England Is Mine by Nicolas Padamsee review – battle lines drawn

England Is Mine by Nicolas Padamsee review – battle lines drawn

Two teenage boys come of age in a divided and radicalised London in this politically charged debut

The perilous porousness between our online and offline worlds is the spark for Nicolas Padamsee’s tinderbox thriller about two teenage boys. Deeply astute and devastating in its commentary on immigrant communities, England Is Mine joins a new generation of politically charged novels – including Megha Majumdar’s A Burning and Priya Guns’s Your Driver Is Waiting – in exposing the power and pitfalls of online platforms.

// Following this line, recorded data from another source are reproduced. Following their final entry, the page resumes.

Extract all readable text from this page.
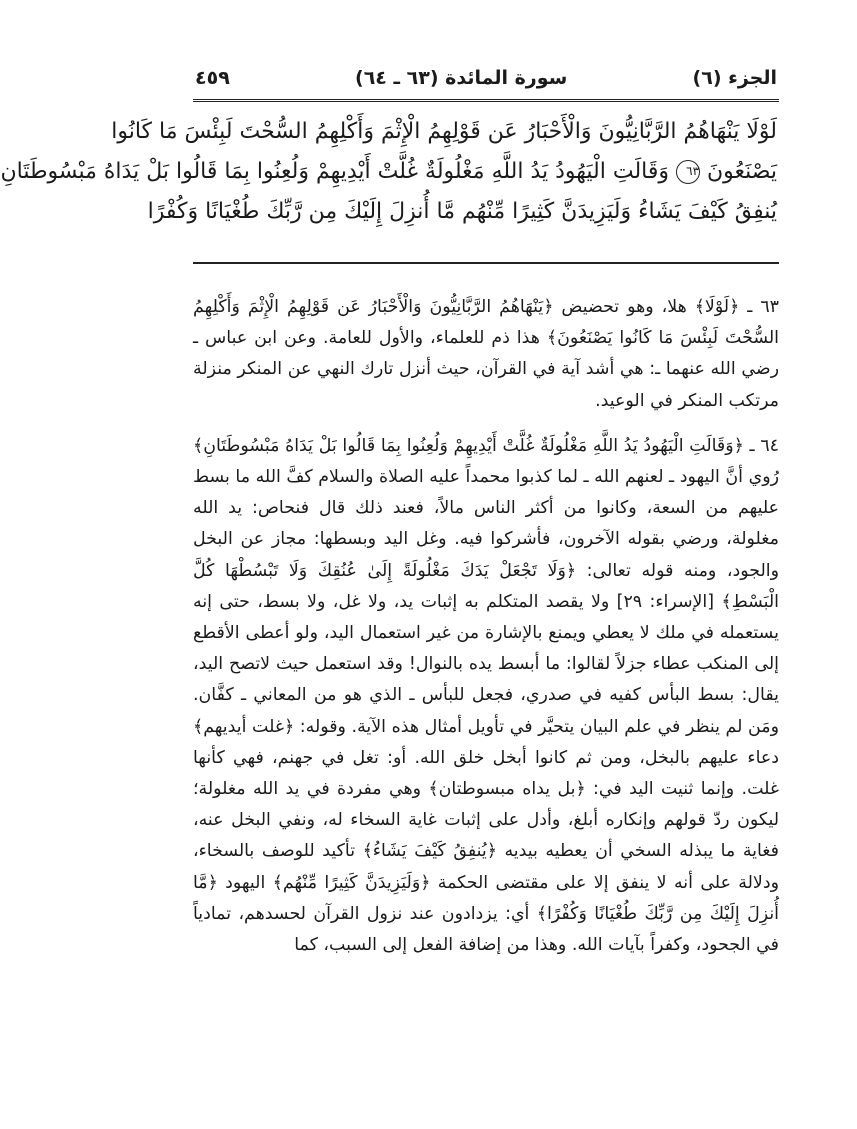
الجزء (٦)
سورة المائدة (٦٣ ـ ٦٤)
٤٥٩
لَوْلَا يَنْهَاهُمُ الرَّبَّانِيُّونَ وَالْأَحْبَارُ عَن قَوْلِهِمُ الْإِثْمَ وَأَكْلِهِمُ السُّحْتَ لَبِئْسَ مَا كَانُوا
يَصْنَعُونَ ٦٣ وَقَالَتِ الْيَهُودُ يَدُ اللَّهِ مَغْلُولَةٌ غُلَّتْ أَيْدِيهِمْ وَلُعِنُوا بِمَا قَالُوا بَلْ يَدَاهُ مَبْسُوطَتَانِ
يُنفِقُ كَيْفَ يَشَاءُ وَلَيَزِيدَنَّ كَثِيرًا مِّنْهُم مَّا أُنزِلَ إِلَيْكَ مِن رَّبِّكَ طُغْيَانًا وَكُفْرًا

٦٣ ـ ﴿لَوْلَا﴾ هلا، وهو تحضيض ﴿يَنْهَاهُمُ الرَّبَّانِيُّونَ وَالْأَحْبَارُ عَن قَوْلِهِمُ الْإِثْمَ وَأَكْلِهِمُ السُّحْتَ لَبِئْسَ مَا كَانُوا يَصْنَعُونَ﴾ هذا ذم للعلماء، والأول للعامة. وعن ابن عباس ـ رضي الله عنهما ـ: هي أشد آية في القرآن، حيث أنزل تارك النهي عن المنكر منزلة مرتكب المنكر في الوعيد.

٦٤ ـ ﴿وَقَالَتِ الْيَهُودُ يَدُ اللَّهِ مَغْلُولَةٌ غُلَّتْ أَيْدِيهِمْ وَلُعِنُوا بِمَا قَالُوا بَلْ يَدَاهُ مَبْسُوطَتَانِ﴾ رُوي أنَّ اليهود ـ لعنهم الله ـ لما كذبوا محمداً عليه الصلاة والسلام كفَّ الله ما بسط عليهم من السعة، وكانوا من أكثر الناس مالاً، فعند ذلك قال فنحاص: يد الله مغلولة، ورضي بقوله الآخرون، فأشركوا فيه. وغل اليد وبسطها: مجاز عن البخل والجود، ومنه قوله تعالى: ﴿وَلَا تَجْعَلْ يَدَكَ مَغْلُولَةً إِلَىٰ عُنُقِكَ وَلَا تَبْسُطْهَا كُلَّ الْبَسْطِ﴾ [الإسراء: ٢٩] ولا يقصد المتكلم به إثبات يد، ولا غل، ولا بسط، حتى إنه يستعمله في ملك لا يعطي ويمنع بالإشارة من غير استعمال اليد، ولو أعطى الأقطع إلى المنكب عطاء جزلاً لقالوا: ما أبسط يده بالنوال! وقد استعمل حيث لاتصح اليد، يقال: بسط البأس كفيه في صدري، فجعل للبأس ـ الذي هو من المعاني ـ كفَّان. ومَن لم ينظر في علم البيان يتحيَّر في تأويل أمثال هذه الآية. وقوله: ﴿غلت أيديهم﴾ دعاء عليهم بالبخل، ومن ثم كانوا أبخل خلق الله. أو: تغل في جهنم، فهي كأنها غلت. وإنما ثنيت اليد في: ﴿بل يداه مبسوطتان﴾ وهي مفردة في يد الله مغلولة؛ ليكون ردّ قولهم وإنكاره أبلغ، وأدل على إثبات غاية السخاء له، ونفي البخل عنه، فغاية ما يبذله السخي أن يعطيه بيديه ﴿يُنفِقُ كَيْفَ يَشَاءُ﴾ تأكيد للوصف بالسخاء، ودلالة على أنه لا ينفق إلا على مقتضى الحكمة ﴿وَلَيَزِيدَنَّ كَثِيرًا مِّنْهُم﴾ اليهود ﴿مَّا أُنزِلَ إِلَيْكَ مِن رَّبِّكَ طُغْيَانًا وَكُفْرًا﴾ أي: يزدادون عند نزول القرآن لحسدهم، تمادياً في الجحود، وكفراً بآيات الله. وهذا من إضافة الفعل إلى السبب، كما
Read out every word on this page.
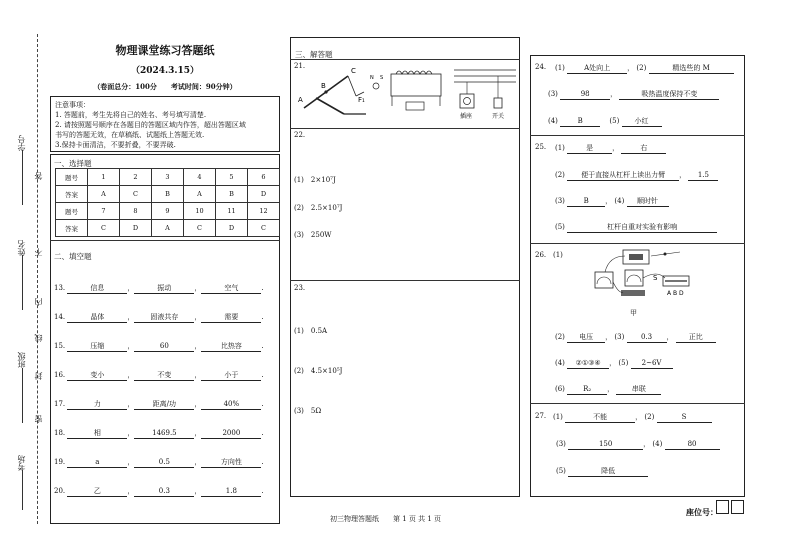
学号
姓名
班级
考场
答
不
内
线
封
密
物理课堂练习答题纸
（2024.3.15）
（卷面总分：100分　　考试时间：90分钟）
注意事项：
1. 答题前，考生先将自己的姓名、考号填写清楚.
2. 请按照题号顺序在各题目的答题区域内作答，超出答题区域
书写的答题无效，在草稿纸、试题纸上答题无效.
3.保持卡面清洁，不要折叠，不要弄破.
一、选择题
题号	1	2	3	4	5	6
答案	A	C	B	A	B	D
题号	7	8	9	10	11	12
答案	C	D	A	C	D	C
二、填空题
13.	信息	，	振动	，	空气	.
14.	晶体	， 固液共存 ，	需要	.
15.	压缩	，	60	，	比热容	.
16.	变小	，	不变	，	小于	.
17.	力	，	距离/功	，	40%	.
18.	相	，	1469.5	，	2000	.
19.	a	，	0.5	，	方向性	.
20.	乙	，	0.3	，	1.8	.
三、解答题
21.
A
B
C
F₁
N S
插座	开关
22.
(1)　2×10⁷J
(2)　2.5×10⁷J
(3)　250W
23.
(1)　0.5A
(2)　4.5×10⁵J
(3)　5Ω
24. (1)	A处向上 ， (2)	精选些的 M
(3)	98	，	吸热温度保持不变
(4)	B　	(5) 小红
25. (1)	是	，	右
(2) 便于直接从杠杆上读出力臂 ， 1.5
(3)	B ， (4) 顺时针
(5)	杠杆自重对实验有影响
26. (1)
S
A B D
甲
(2) 电压 ， (3) 0.3 ， 正比
(4) ②①③④ ， (5) 2~6V
(6)	R₂ ， 串联
27. (1)	不能	， (2)	S
(3)	150	， (4)	80
(5)	降低
初三物理答题纸　　第 1 页 共 1 页
座位号：
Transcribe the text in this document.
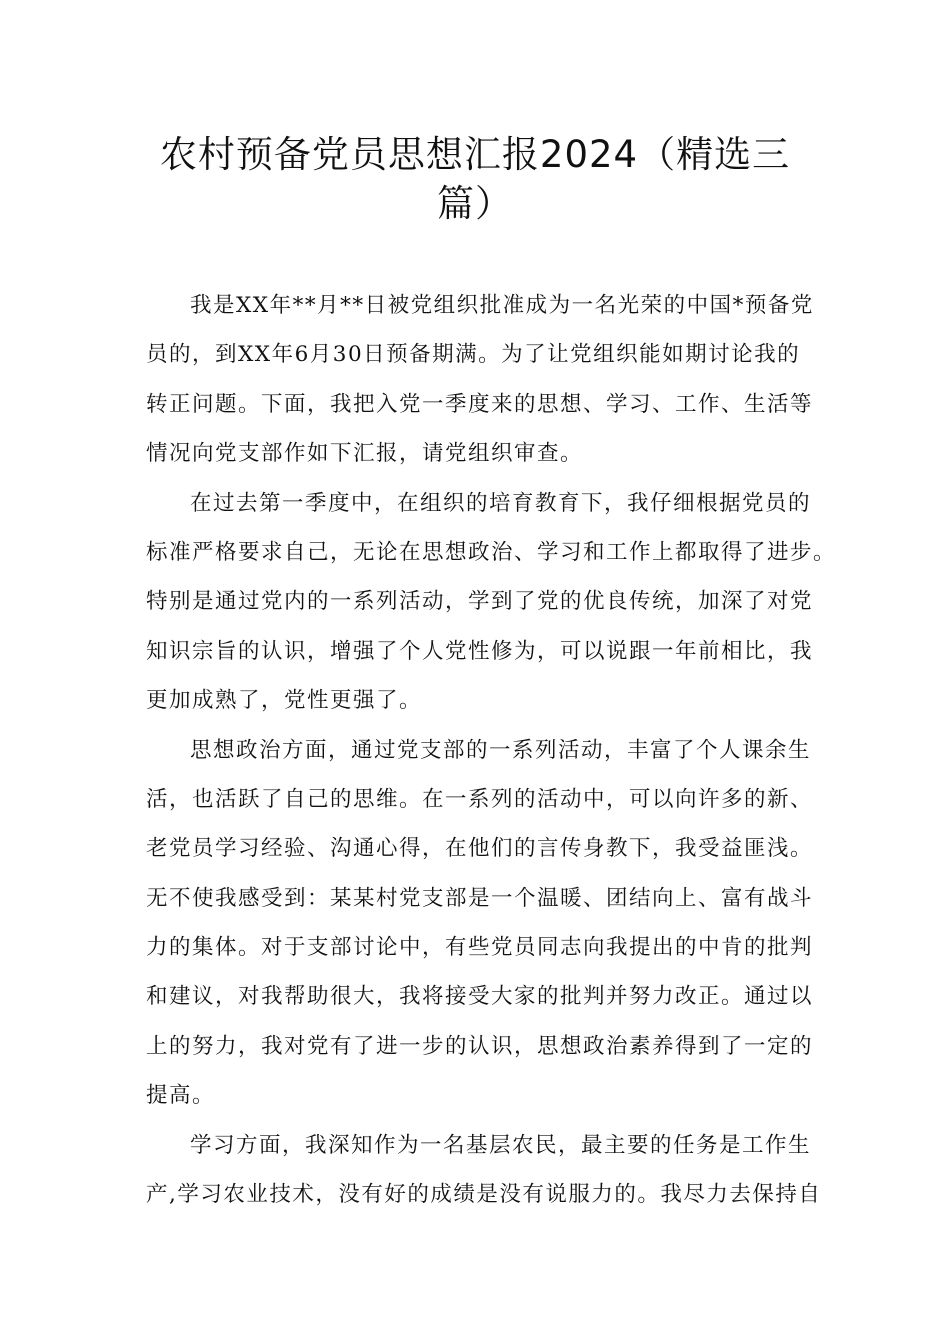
农村预备党员思想汇报2024（精选三
篇）
我是XX年**月**日被党组织批准成为一名光荣的中国*预备党
员的，到XX年6月30日预备期满。为了让党组织能如期讨论我的
转正问题。下面，我把入党一季度来的思想、学习、工作、生活等
情况向党支部作如下汇报，请党组织审查。
在过去第一季度中，在组织的培育教育下，我仔细根据党员的
标准严格要求自己，无论在思想政治、学习和工作上都取得了进步。
特别是通过党内的一系列活动，学到了党的优良传统，加深了对党
知识宗旨的认识，增强了个人党性修为，可以说跟一年前相比，我
更加成熟了，党性更强了。
思想政治方面，通过党支部的一系列活动，丰富了个人课余生
活，也活跃了自己的思维。在一系列的活动中，可以向许多的新、
老党员学习经验、沟通心得，在他们的言传身教下，我受益匪浅。
无不使我感受到：某某村党支部是一个温暖、团结向上、富有战斗
力的集体。对于支部讨论中，有些党员同志向我提出的中肯的批判
和建议，对我帮助很大，我将接受大家的批判并努力改正。通过以
上的努力，我对党有了进一步的认识，思想政治素养得到了一定的
提高。
学习方面，我深知作为一名基层农民，最主要的任务是工作生
产,学习农业技术，没有好的成绩是没有说服力的。我尽力去保持自
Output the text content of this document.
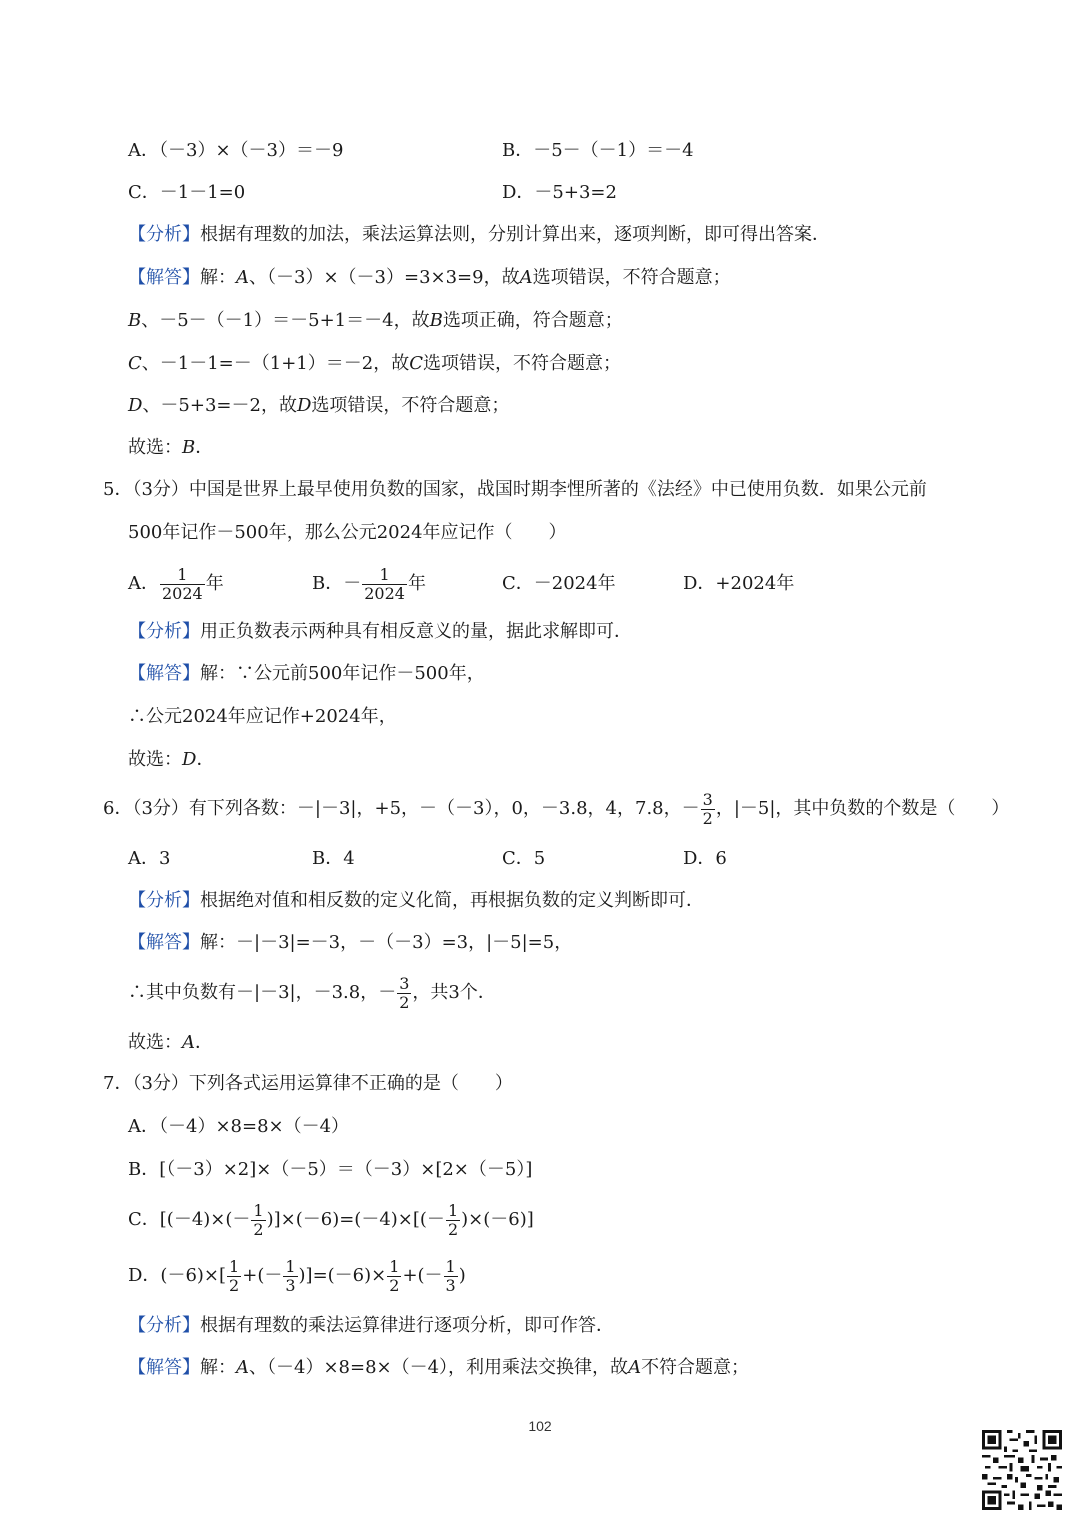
A．（－3）×（－3）＝－9	B．－5－（－1）＝－4
C．－1－1=0	D．－5+3=2
【分析】根据有理数的加法，乘法运算法则，分别计算出来，逐项判断，即可得出答案．
【解答】解：A、（－3）×（－3）=3×3=9，故A选项错误，不符合题意；
B、－5－（－1）＝－5+1＝－4，故B选项正确，符合题意；
C、－1－1=－（1+1）＝－2，故C选项错误，不符合题意；
D、－5+3=－2，故D选项错误，不符合题意；
故选：B．
5．（3分）中国是世界上最早使用负数的国家，战国时期李悝所著的《法经》中已使用负数．如果公元前
500年记作－500年，那么公元2024年应记作（　　）
A． $\frac{1}{2024}$ 年	B．－ $\frac{1}{2024}$ 年	C．－2024年	D．+2024年
【分析】用正负数表示两种具有相反意义的量，据此求解即可．
【解答】解：∵公元前500年记作－500年，
∴公元2024年应记作+2024年，
故选：D．
6．（3分）有下列各数：－|－3|，+5，－（－3），0，－3.8，4，7.8，－ $\frac{3}{2}$ ，|－5|，其中负数的个数是（　　）
A．3	B．4	C．5	D．6
【分析】根据绝对值和相反数的定义化简，再根据负数的定义判断即可．
【解答】解：－|－3|=－3，－（－3）=3，|－5|=5，
∴其中负数有－|－3|，－3.8，－ $\frac{3}{2}$ ，共3个．
故选：A．
7．（3分）下列各式运用运算律不正确的是（　　）
A．（－4）×8=8×（－4）
B．[（－3）×2]×（－5）＝（－3）×[2×（－5）]
C．$[(-4)\times(- \frac{1}{2} )]\times(-6)=(-4)\times[(- \frac{1}{2} )\times(-6)]$
D．$(-6)\times[ \frac{1}{2}$ +(－ $\frac{1}{3} )]=(-6)\times \frac{1}{2}$ +(－ $\frac{1}{3}$ )
【分析】根据有理数的乘法运算律进行逐项分析，即可作答．
【解答】解：A、（－4）×8=8×（－4），利用乘法交换律，故A不符合题意；
102
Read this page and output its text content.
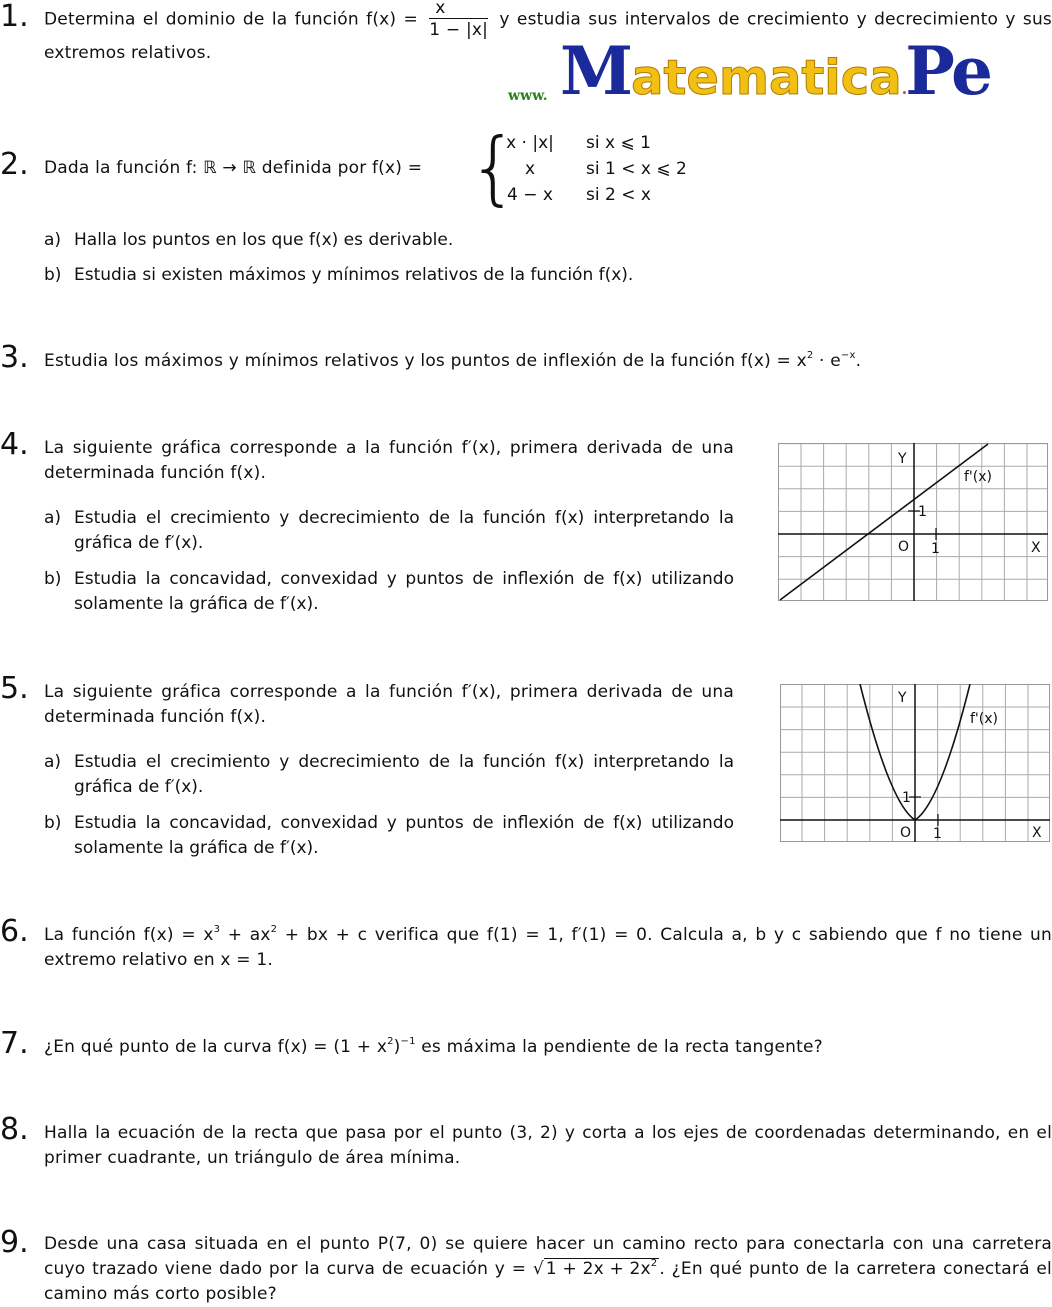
1. Determina el dominio de la función $f(x) = \frac{x}{1 - |x|}$ y estudia sus intervalos de crecimiento y decrecimiento y sus extremos relativos.
www. Matematica.Pe
2. Dada la función f: ℝ → ℝ definida por f(x) = {
x · |x|
x
4 − x
si x ⩽ 1
si 1 < x ⩽ 2
si 2 < x
a) Halla los puntos en los que f(x) es derivable.
b) Estudia si existen máximos y mínimos relativos de la función f(x).
3. Estudia los máximos y mínimos relativos y los puntos de inflexión de la función $f(x) = x^2 \cdot e^{-x}$.
4. La siguiente gráfica corresponde a la función f′(x), primera derivada de una determinada función f(x).
a) Estudia el crecimiento y decrecimiento de la función f(x) interpretando la gráfica de f′(x).
b) Estudia la concavidad, convexidad y puntos de inflexión de f(x) utilizando solamente la gráfica de f′(x).
Y
f'(x)
1
O 1	X
5. La siguiente gráfica corresponde a la función f′(x), primera derivada de una determinada función f(x).
a) Estudia el crecimiento y decrecimiento de la función f(x) interpretando la gráfica de f′(x).
b) Estudia la concavidad, convexidad y puntos de inflexión de f(x) utilizando solamente la gráfica de f′(x).
Y
f'(x)
1
O 1	X
6. La función $f(x) = x^3 + ax^2$ + bx + c verifica que f(1) = 1, f′(1) = 0. Calcula a, b y c sabiendo que f no tiene un extremo relativo en x = 1.
7. ¿En qué punto de la curva $f(x) = (1 + x^2)^{-1}$ es máxima la pendiente de la recta tangente?
8. Halla la ecuación de la recta que pasa por el punto (3, 2) y corta a los ejes de coordenadas determinando, en el primer cuadrante, un triángulo de área mínima.
9. Desde una casa situada en el punto P(7, 0) se quiere hacer un camino recto para conectarla con una carretera cuyo trazado viene dado por la curva de ecuación y = √ $1 + 2x + 2x^2$ . ¿En qué punto de la carretera conectará el camino más corto posible?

Two youths, David and Hassan, whose intertwined tales are told by turns, are students at the same school in east London. David is a strict vegan and has few friends. He doesn’t plan on going to university (“There would be no reading novels anyway, he thinks. There would only be criticising novels for their heteronormativity, their whiteness, their Europeanness, their whateverness”). As an Anglo-Iranian, he perpetually feels the burden of the question “Where are you from?” His parents are divorced. Between caring for his vulnerable father on the one hand, and bickering with his overbearing but well-meaning mother on the other, he is forced to flit between two houses but rarely feels at home.